Tuesday, April 28, 2026
Thelma Mejia
- The Swan Islands off Honduras, teeming with flora and fauna, are menaced by military refuse deposited by U.S. and Central American armed forces, according to environmemntals.
The islands in the Caribbean have become a depository for massive fuel tanks, powerful bombs and other military apparatus that flowed into Central America throughout the 1980s. US, Guatemalan, Honduran and Nicaraguan “contra” weapons are now concentrated on “La Mayor”, one of two Swan Islands, according to a report published here.
A study conducted by biology students at Honduras’ National Autonomous University (NAU) was published in the newspaper La Prensa which criticised the indifference expressed by the Honduran government as well as ecological groups.
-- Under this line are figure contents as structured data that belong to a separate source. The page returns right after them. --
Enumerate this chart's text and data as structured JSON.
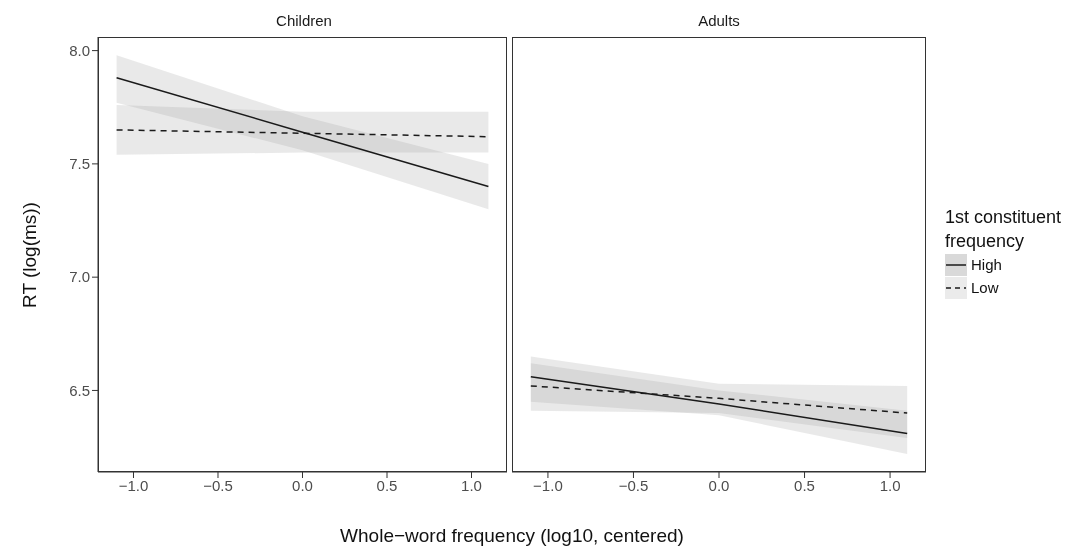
{
  "chart_data": [
    {
      "type": "line",
      "title": "Children",
      "xlabel": "Whole−word frequency (log10, centered)",
      "ylabel": "RT (log(ms))",
      "x": [
        -1.1,
        0,
        1.1
      ],
      "xlim": [
        -1.21,
        1.21
      ],
      "ylim": [
        6.14,
        8.06
      ],
      "xticks": [
        {
          "value": -1,
          "label": "−1.0"
        },
        {
          "value": -0.5,
          "label": "−0.5"
        },
        {
          "value": 0,
          "label": "0.0"
        },
        {
          "value": 0.5,
          "label": "0.5"
        },
        {
          "value": 1,
          "label": "1.0"
        }
      ],
      "yticks": [
        {
          "value": 6.5,
          "label": "6.5"
        },
        {
          "value": 7,
          "label": "7.0"
        },
        {
          "value": 7.5,
          "label": "7.5"
        },
        {
          "value": 8,
          "label": "8.0"
        }
      ],
      "series": [
        {
          "color": "#1a1a1a",
          "line_style": "solid",
          "values": [
            7.88,
            7.64,
            7.4
          ],
          "lower": [
            7.77,
            7.56,
            7.3
          ],
          "upper": [
            7.98,
            7.71,
            7.5
          ]
        },
        {
          "color": "#1a1a1a",
          "line_style": "dashed",
          "values": [
            7.65,
            7.635,
            7.62
          ],
          "lower": [
            7.54,
            7.55,
            7.55
          ],
          "upper": [
            7.76,
            7.73,
            7.73
          ]
        }
      ],
      "legend": false,
      "grid": false
    },
    {
      "type": "line",
      "title": "Adults",
      "legend_title": "1st constituent frequency",
      "x": [
        -1.1,
        0,
        1.1
      ],
      "xlim": [
        -1.21,
        1.21
      ],
      "ylim": [
        6.14,
        8.06
      ],
      "xticks": [
        {
          "value": -1,
          "label": "−1.0"
        },
        {
          "value": -0.5,
          "label": "−0.5"
        },
        {
          "value": 0,
          "label": "0.0"
        },
        {
          "value": 0.5,
          "label": "0.5"
        },
        {
          "value": 1,
          "label": "1.0"
        }
      ],
      "yticks": [
        {
          "value": 6.5,
          "label": null
        },
        {
          "value": 7,
          "label": null
        },
        {
          "value": 7.5,
          "label": null
        },
        {
          "value": 8,
          "label": null
        }
      ],
      "tick_labels": "x",
      "series": [
        {
          "name": "High",
          "color": "#1a1a1a",
          "line_style": "solid",
          "values": [
            6.56,
            6.44,
            6.31
          ],
          "lower": [
            6.45,
            6.39,
            6.22
          ],
          "upper": [
            6.62,
            6.5,
            6.41
          ]
        },
        {
          "name": "Low",
          "color": "#1a1a1a",
          "line_style": "dashed",
          "values": [
            6.52,
            6.465,
            6.4
          ],
          "lower": [
            6.41,
            6.4,
            6.29
          ],
          "upper": [
            6.65,
            6.53,
            6.52
          ]
        }
      ],
      "legend": "right",
      "grid": false
    }
  ]
}
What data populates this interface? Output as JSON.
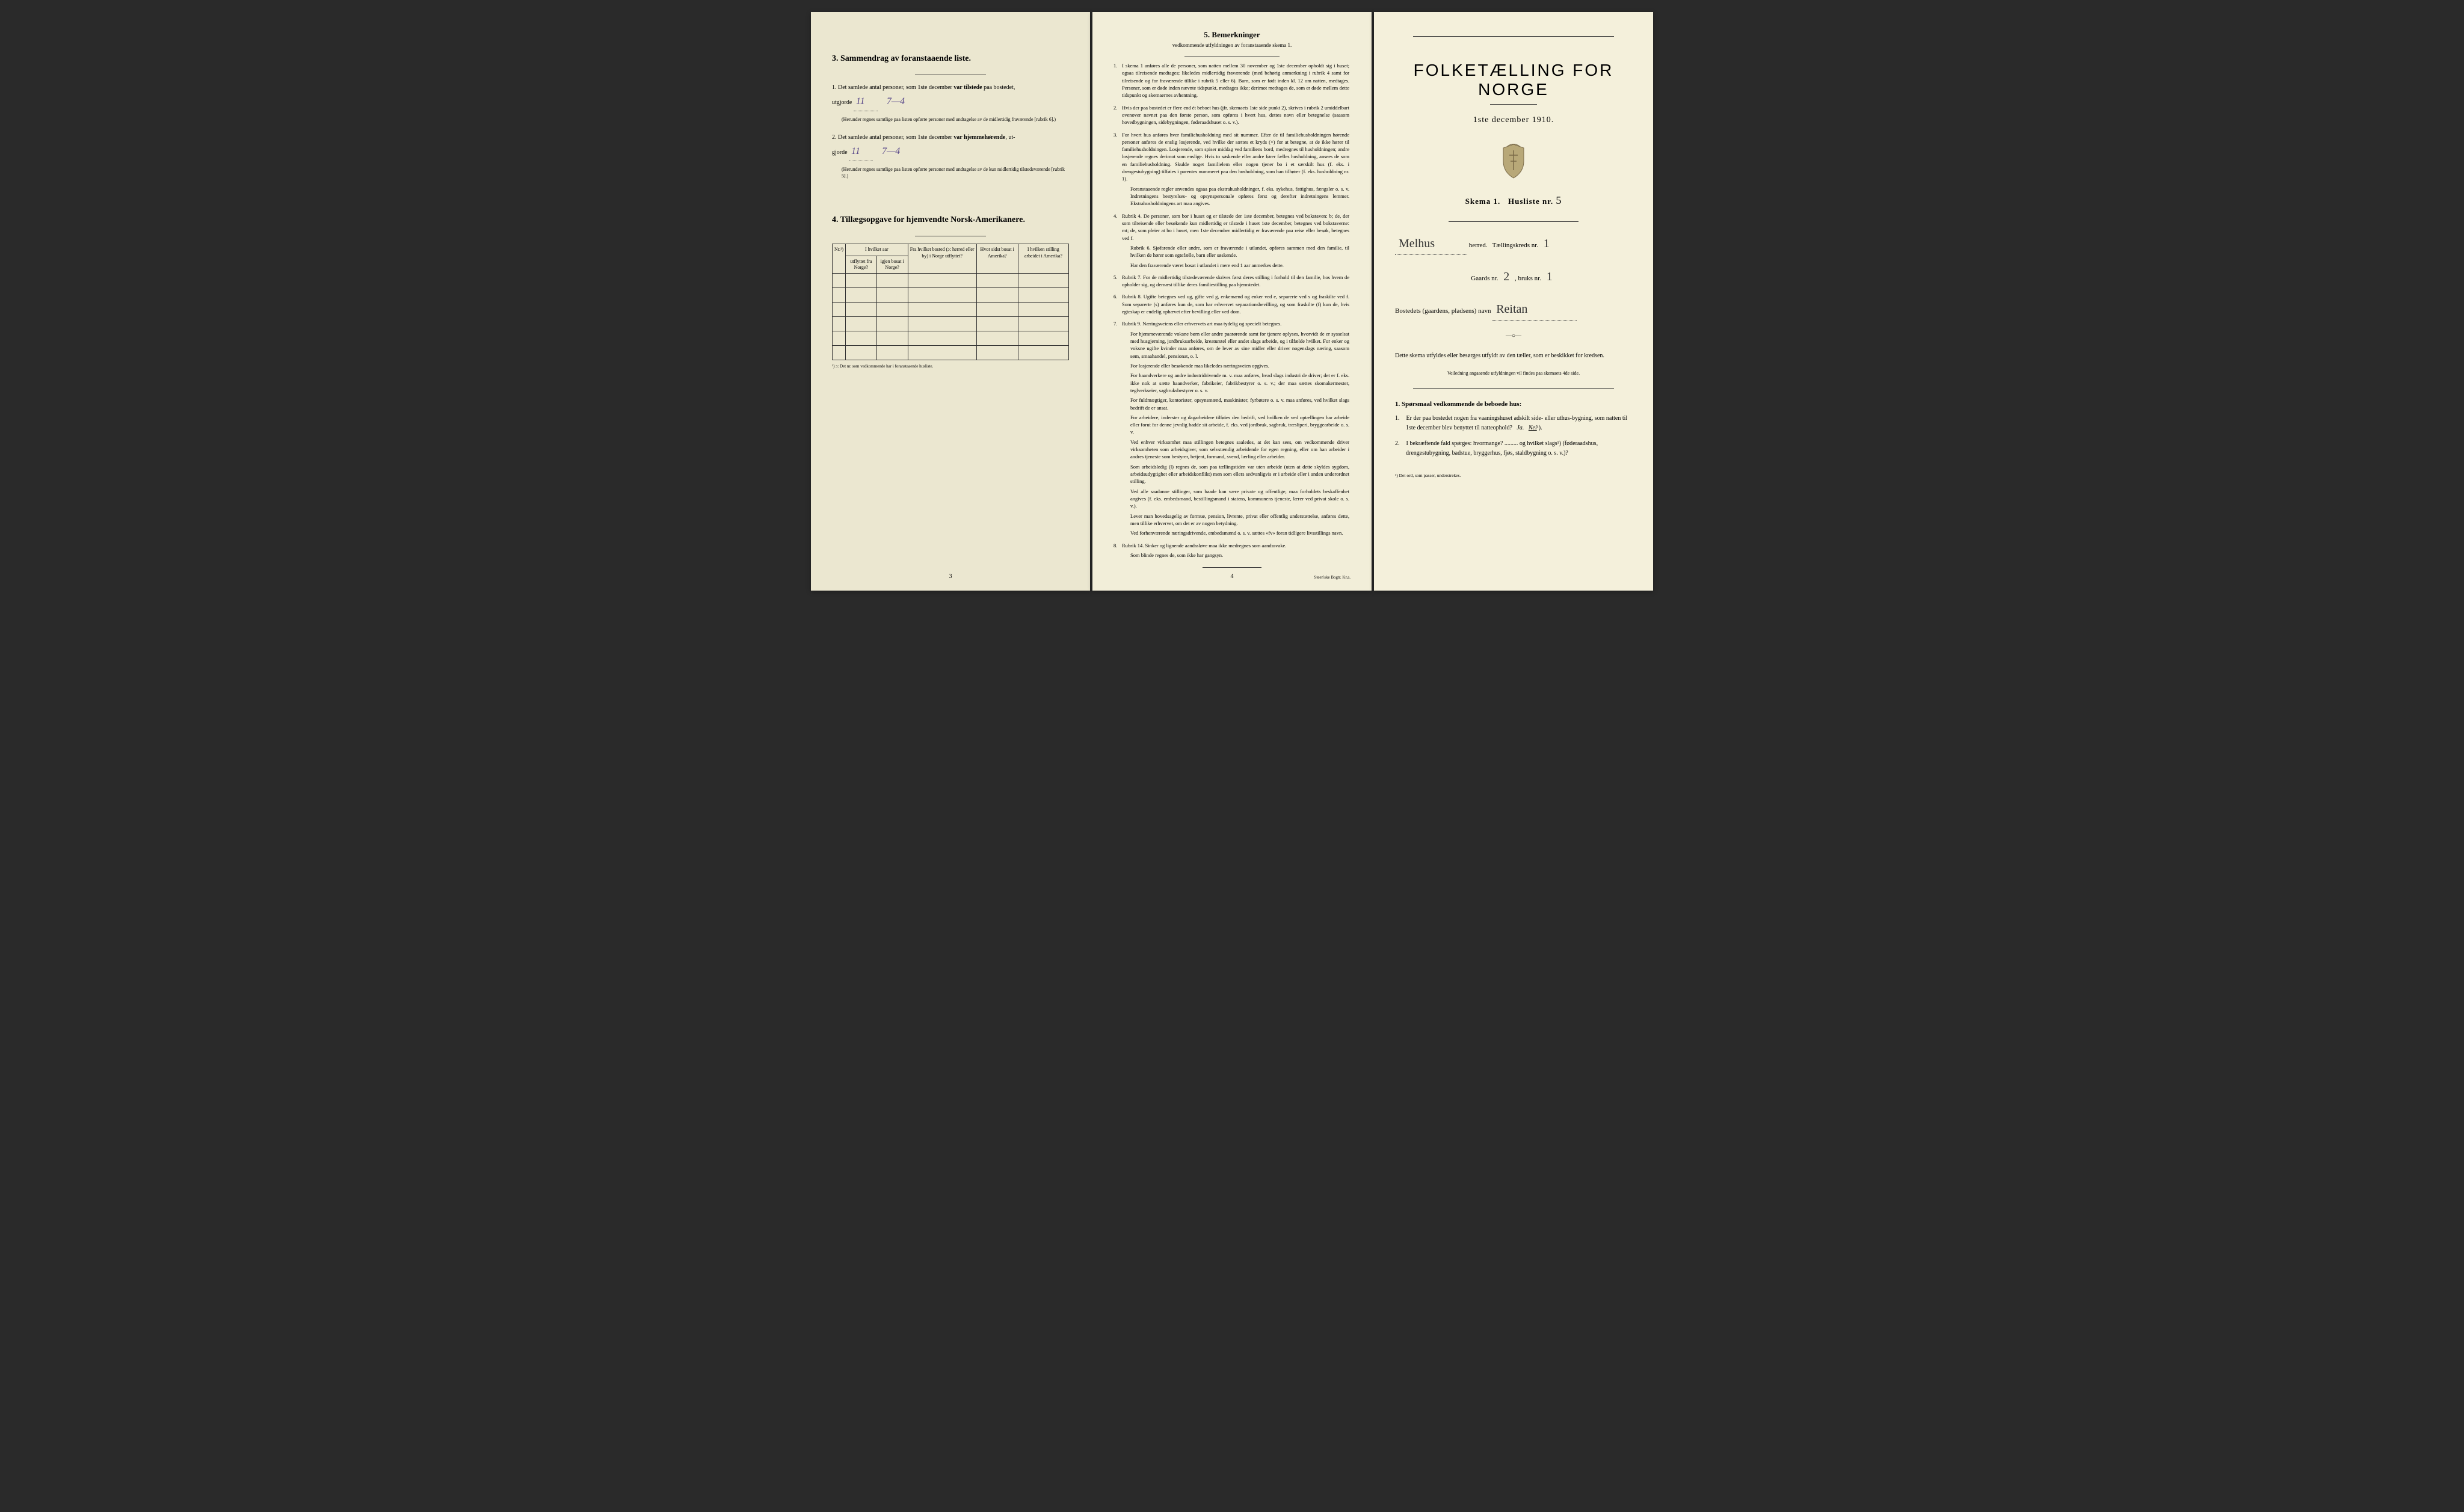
{
  "page3": {
    "section3_title": "3.  Sammendrag av foranstaaende liste.",
    "line1_prefix": "1.  Det samlede antal personer, som 1ste december",
    "line1_bold": "var tilstede",
    "line1_suffix": "paa bostedet,",
    "line1_word": "utgjorde",
    "line1_val1": "11",
    "line1_val2": "7—4",
    "line1_note": "(Herunder regnes samtlige paa listen opførte personer med undtagelse av de midlertidig fraværende [rubrik 6].)",
    "line2_prefix": "2.  Det samlede antal personer, som 1ste december",
    "line2_bold": "var hjemmehørende",
    "line2_suffix": ", ut-",
    "line2_word": "gjorde",
    "line2_val1": "11",
    "line2_val2": "7—4",
    "line2_note": "(Herunder regnes samtlige paa listen opførte personer med undtagelse av de kun midlertidig tilstedeværende [rubrik 5].)",
    "section4_title": "4.  Tillægsopgave for hjemvendte Norsk-Amerikanere.",
    "table": {
      "col1": "Nr.¹)",
      "col2a": "I hvilket aar",
      "col2b_left": "utflyttet fra Norge?",
      "col2b_right": "igjen bosat i Norge?",
      "col3": "Fra hvilket bosted (ɔ: herred eller by) i Norge utflyttet?",
      "col4": "Hvor sidst bosat i Amerika?",
      "col5": "I hvilken stilling arbeidet i Amerika?"
    },
    "table_footnote": "¹) ɔ: Det nr. som vedkommende har i foranstaaende husliste.",
    "page_num": "3"
  },
  "page4": {
    "title": "5.  Bemerkninger",
    "subtitle": "vedkommende utfyldningen av foranstaaende skema 1.",
    "items": [
      {
        "num": "1.",
        "text": "I skema 1 anføres alle de personer, som natten mellem 30 november og 1ste december opholdt sig i huset; ogsaa tilreisende medtages; likeledes midlertidig fraværende (med behørig anmerkning i rubrik 4 samt for tilreisende og for fraværende tillike i rubrik 5 eller 6). Barn, som er født inden kl. 12 om natten, medtages. Personer, som er døde inden nævnte tidspunkt, medtages ikke; derimot medtages de, som er døde mellem dette tidspunkt og skemaernes avhentning."
      },
      {
        "num": "2.",
        "text": "Hvis der paa bostedet er flere end ét beboet hus (jfr. skemaets 1ste side punkt 2), skrives i rubrik 2 umiddelbart ovenover navnet paa den første person, som opføres i hvert hus, dettes navn eller betegnelse (saasom hovedbygningen, sidebygningen, føderaadshuset o. s. v.)."
      },
      {
        "num": "3.",
        "text": "For hvert hus anføres hver familiehusholdning med sit nummer. Efter de til familiehusholdningen hørende personer anføres de enslig losjerende, ved hvilke der sættes et kryds (×) for at betegne, at de ikke hører til familiehusholdningen. Losjerende, som spiser middag ved familiens bord, medregnes til husholdningen; andre losjerende regnes derimot som enslige. Hvis to søskende eller andre fører fælles husholdning, ansees de som en familiehusholdning. Skulde noget familielem eller nogen tjener bo i et særskilt hus (f. eks. i drengestubygning) tilføies i parentes nummeret paa den husholdning, som han tilhører (f. eks. husholdning nr. 1).",
        "sub": "Foranstaaende regler anvendes ogsaa paa ekstrahusholdninger, f. eks. sykehus, fattighus, fængsler o. s. v. Indretningens bestyrelses- og opsynspersonale opføres først og derefter indretningens lemmer. Ekstrahusholdningens art maa angives."
      },
      {
        "num": "4.",
        "text": "Rubrik 4. De personer, som bor i huset og er tilstede der 1ste december, betegnes ved bokstaven: b; de, der som tilreisende eller besøkende kun midlertidig er tilstede i huset 1ste december, betegnes ved bokstaverne: mt; de, som pleier at bo i huset, men 1ste december midlertidig er fraværende paa reise eller besøk, betegnes ved f.",
        "sub": "Rubrik 6. Sjøfarende eller andre, som er fraværende i utlandet, opføres sammen med den familie, til hvilken de hører som egtefælle, barn eller søskende.",
        "sub2": "Har den fraværende været bosat i utlandet i mere end 1 aar anmerkes dette."
      },
      {
        "num": "5.",
        "text": "Rubrik 7. For de midlertidig tilstedeværende skrives først deres stilling i forhold til den familie, hos hvem de opholder sig, og dernæst tillike deres familiestilling paa hjemstedet."
      },
      {
        "num": "6.",
        "text": "Rubrik 8. Ugifte betegnes ved ug, gifte ved g, enkemænd og enker ved e, separerte ved s og fraskilte ved f. Som separerte (s) anføres kun de, som har erhvervet separationsbevilling, og som fraskilte (f) kun de, hvis egteskap er endelig ophævet efter bevilling eller ved dom."
      },
      {
        "num": "7.",
        "text": "Rubrik 9. Næringsveiens eller erhvervets art maa tydelig og specielt betegnes.",
        "sub": "For hjemmeværende voksne børn eller andre paarørende samt for tjenere oplyses, hvorvidt de er sysselsat med husgjerning, jordbruksarbeide, kreaturstel eller andet slags arbeide, og i tilfælde hvilket. For enker og voksne ugifte kvinder maa anføres, om de lever av sine midler eller driver nogenslags næring, saasom søm, smaahandel, pensionat, o. l.",
        "sub2": "For losjerende eller besøkende maa likeledes næringsveien opgives.",
        "sub3": "For haandverkere og andre industridrivende m. v. maa anføres, hvad slags industri de driver; det er f. eks. ikke nok at sætte haandverker, fabrikeier, fabrikbestyrer o. s. v.; der maa sættes skomakermester, teglverkseier, sagbruksbestyrer o. s. v.",
        "sub4": "For fuldmægtiger, kontorister, opsynsmænd, maskinister, fyrbøtere o. s. v. maa anføres, ved hvilket slags bedrift de er ansat.",
        "sub5": "For arbeidere, inderster og dagarbeidere tilføies den bedrift, ved hvilken de ved optællingen har arbeide eller forut for denne jevnlig hadde sit arbeide, f. eks. ved jordbruk, sagbruk, træsliperi, bryggearbeide o. s. v.",
        "sub6": "Ved enhver virksomhet maa stillingen betegnes saaledes, at det kan sees, om vedkommende driver virksomheten som arbeidsgiver, som selvstændig arbeidende for egen regning, eller om han arbeider i andres tjeneste som bestyrer, betjent, formand, svend, lærling eller arbeider.",
        "sub7": "Som arbeidsledig (l) regnes de, som paa tællingstiden var uten arbeide (uten at dette skyldes sygdom, arbeidsudygtighet eller arbeidskonflikt) men som ellers sedvanligvis er i arbeide eller i anden underordnet stilling.",
        "sub8": "Ved alle saadanne stillinger, som baade kan være private og offentlige, maa forholdets beskaffenhet angives (f. eks. embedsmand, bestillingsmand i statens, kommunens tjeneste, lærer ved privat skole o. s. v.).",
        "sub9": "Lever man hovedsagelig av formue, pension, livrente, privat eller offentlig understøttelse, anføres dette, men tillike erhvervet, om det er av nogen betydning.",
        "sub10": "Ved forhenværende næringsdrivende, embedsmænd o. s. v. sættes «fv» foran tidligere livsstillings navn."
      },
      {
        "num": "8.",
        "text": "Rubrik 14. Sinker og lignende aandssløve maa ikke medregnes som aandssvake.",
        "sub": "Som blinde regnes de, som ikke har gangsyn."
      }
    ],
    "page_num": "4",
    "printer": "Steen'ske Bogtr. Kr.a."
  },
  "page1": {
    "main_title": "FOLKETÆLLING FOR NORGE",
    "date": "1ste december 1910.",
    "skema_label": "Skema 1.",
    "husliste_label": "Husliste nr.",
    "husliste_nr": "5",
    "herred_hw": "Melhus",
    "herred_label": "herred.",
    "kreds_label": "Tællingskreds nr.",
    "kreds_nr": "1",
    "gaards_label": "Gaards nr.",
    "gaards_nr": "2",
    "bruks_label": ", bruks nr.",
    "bruks_nr": "1",
    "bosted_label": "Bostedets (gaardens, pladsens) navn",
    "bosted_hw": "Reitan",
    "instruction": "Dette skema utfyldes eller besørges utfyldt av den tæller, som er beskikket for kredsen.",
    "instruction_small": "Veiledning angaaende utfyldningen vil findes paa skemaets 4de side.",
    "q_title": "1. Spørsmaal vedkommende de beboede hus:",
    "q1_num": "1.",
    "q1_text_a": "Er der paa bostedet nogen fra vaaningshuset adskilt side- eller uthus-bygning, som natten til 1ste december blev benyttet til natteophold?",
    "q1_ja": "Ja.",
    "q1_nei": "Nei",
    "q1_sup": "¹).",
    "q2_num": "2.",
    "q2_text": "I bekræftende fald spørges: hvormange? ......... og hvilket slags¹) (føderaadshus, drengestubygning, badstue, bryggerhus, fjøs, staldbygning o. s. v.)?",
    "footnote": "¹) Det ord, som passer, understrekes."
  }
}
The NAU students Nereyda Estrada and Franklin Castaneda worked on the study after visiting the Swan Islands with a group of North American tourists.
As soon as their plane landed they were struck by “the military trash that was strewn everywhere.” The island was a dumping ground for countless tins, tubes, boxes, collapsing hangars, rusty metal barrels, and mountains of explosives. Five large fuel tanks are on the verge of giving way to corrosion, the students said.
In their report, Estrada and Castaneda said that any Honduran who went to the island would “immediately see the disaster that’s happened, not to mention the present and future impact of pollution on marine species and terrestrial vegetation. A visitors will be particularly shocked because the Swan Islands are promoted as remote outposts of a pristine paradise.”
In 1995, Honduran president Carlos Roberto Reina made a well-publicized tour of the islands to “assert Honduran sovereignty” and to eliminate vestiges of the cold war symbolized by the deserted artifacts of war.
Reina’s visit was also designed to erase memories of the U.S. Central Intelligence Agency (CIA) which established itself on the island with a weather station and a huge radar installation.
The Swan Islands – among the least densely populated of any Caribbean islands – are situated along the southern brink of a deep sea canyon called the “Cayman Trench”, which is home to a large number of endangered marine species.
Even if the United States took responsibility for removing all its military garbage, significant ecological damage has already been done, environmentalists said.
U.S. biologist Becky Menton, who is based at NAU, feared that Hondurans will endure this devastation without even learning the critical importance “cleaning up after oneself.”
The NAU report also pointed to indiscriminate grazing that’s being conducted by private business interests on the islands. It noted that this activity represented a serious ecological threat to the Swan Islands’ unique biological patrimony.
Despite the threat posed by the military refuse, the NAU students reported discovering two formerly unknown species on the island. One is a snake of the “zumador” group, and the other is a species of Piranga, a migratory bird.
The ecological wealth of the Swan Islands was first reported in the 1930s when an American researcher reported 22 species of land snails, nine of which are unique to the islands.